Creators Great and Small
From the biggest corporations, to university research institutes, to small businesses and individuals, the PCT serves innovators from all walks of life. Complex advances in digital technology, life-saving discoveries in biotechnology, new products using traditional knowledge, labor-saving devices, games all are among the more than 10,000 applications now processed by the PCT Office each month.
The United States of America, Japan and Germany are currently the most prolific PCT user-countries, with major, multinational companies dominating the top 20 list. But PCT use by developing countries is rising fast. The Republic of Korea is now the 7th overall user worldwide, with China moving into 13th place.

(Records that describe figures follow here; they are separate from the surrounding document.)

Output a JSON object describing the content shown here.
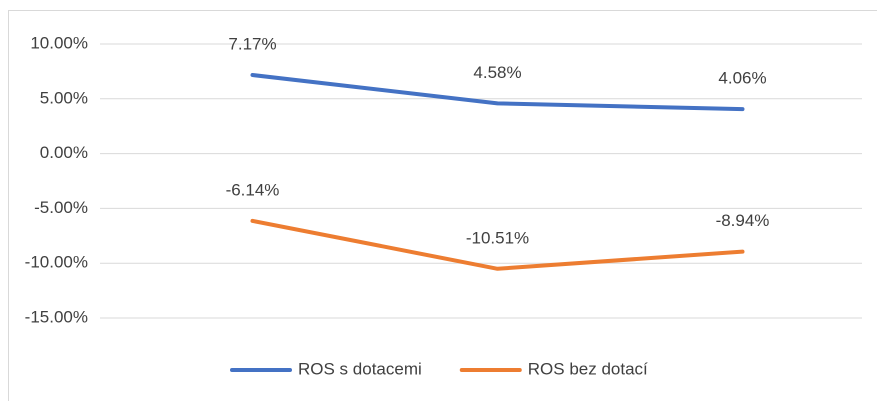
{
  "chart_data": {
    "type": "line",
    "categories": [
      null,
      null,
      null
    ],
    "series": [
      {
        "name": "ROS s dotacemi",
        "color": "#4472c4",
        "values": [
          7.17,
          4.58,
          4.06
        ],
        "value_labels": [
          "7.17%",
          "4.58%",
          "4.06%"
        ]
      },
      {
        "name": "ROS bez dotací",
        "color": "#ed7d31",
        "values": [
          -6.14,
          -10.51,
          -8.94
        ],
        "value_labels": [
          "-6.14%",
          "-10.51%",
          "-8.94%"
        ]
      }
    ],
    "ylim": [
      -15,
      10
    ],
    "yticks": [
      {
        "value": 10,
        "label": "10.00%"
      },
      {
        "value": 5,
        "label": "5.00%"
      },
      {
        "value": 0,
        "label": "0.00%"
      },
      {
        "value": -5,
        "label": "-5.00%"
      },
      {
        "value": -10,
        "label": "-10.00%"
      },
      {
        "value": -15,
        "label": "-15.00%"
      }
    ],
    "grid": true,
    "legend": "bottom"
  }
}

Getting the Benefit: One Application - 124 Countries
A single, international PCT application enables an inventor to seek patent protection simultaneously in any or all of the 124 Contracting States. One application form, one language, one set of fees, providing the same legal effect as a national application in each State. The PCT route gives applicants up to 18 months longer to decide in which countries to pursue national patent protection: more time for testing and technical development, for researching marketability, for arranging manufacturing licenses and financing. It also means delayed costs associated with subsequent national applications. During the international phase, applicants receive high-value information from the PCT international search and preliminary examination on the likely patentability of the invention in different countries. By the time applicants come to consider national applications, they have a wealth of information on which to base business decisions.
Towards the Future
Electronic Filing: Faster, cheaper, safer. Now handling over 120,000 increasingly complex international applications per year, WIPO is automating PCT procedures for greater efficiency and security. On-line electronic filing was introduced in August 2003 and is being rolled out to receiving offices. PCT-SAFE (Secure Applications Filed Electronically) cuts costs and saves time for applicants, for WIPO and for offices.